Scott attempted to visit the spring dedicated to the Virgin Mary, from which Tobermory takes its name. On this occasion, however, realism triumphs over romance, for he found that “no vestiges remain of the chapel and the spring rises in the middle of a swamp whose depth and dirt discouraged the nearer approach of Protestant pilgrims.” Entering Loch Linnhe, Scott as ever ponders on economic progress. The Caledonian Canal was being built at that time, and though approving of such developments, he observes that the plan was flawed. “Had the canal been of more moderate depth and the burdens imposed upon passing vessels less expensive, there can be no doubt that the coasters, sloops and barks would have carried on a great trade by means of it.” And indeed, Thomas Telford’s canal was never to fulfil the hopes of those who constructed it, after it opened in 1822.

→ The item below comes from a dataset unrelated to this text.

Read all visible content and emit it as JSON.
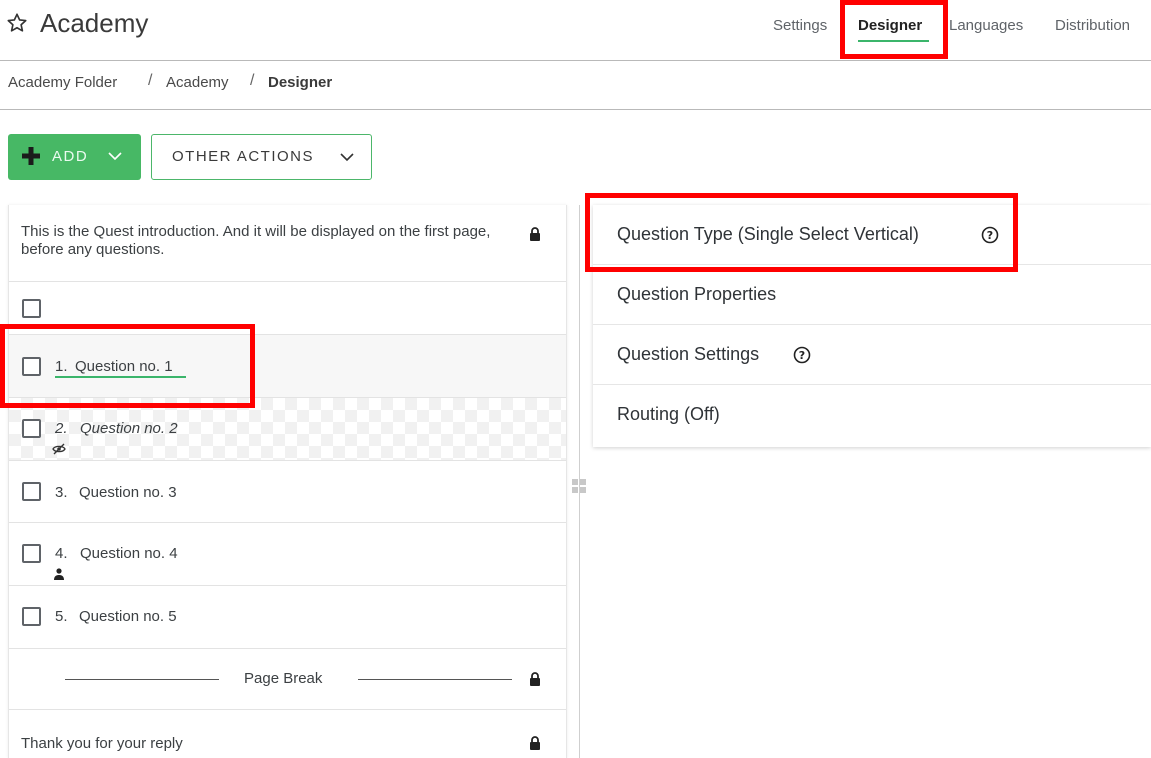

The last island passed by Scott before landing at Oban on September 1 was Lismore, and again his realism is as much in evidence as his romance, when he comments, “The Catholic Bishop has established a seminary for priests, and, what is better, a valuable lime-work. Reports speak well of the lime, but indifferently of the progress of the students.” Scott’s vision of a Highlands under the protection of benevolent lairds and chieftans, who would promote economic development in the interests of their tenants, while sustaining the traditions of Gaeldom, were never fulfilled, and soon the Clearances were to be in full flood.

However Scott’s publicity work for the Highlands, in his poems and novels, probably did more than anything by a single individual to promote Highland tourism, which, though it may have brought an element of prosperity, has possibly encouraged the erosion of the qualities which differentiated the Highlands from the rest of Scotland in his own day.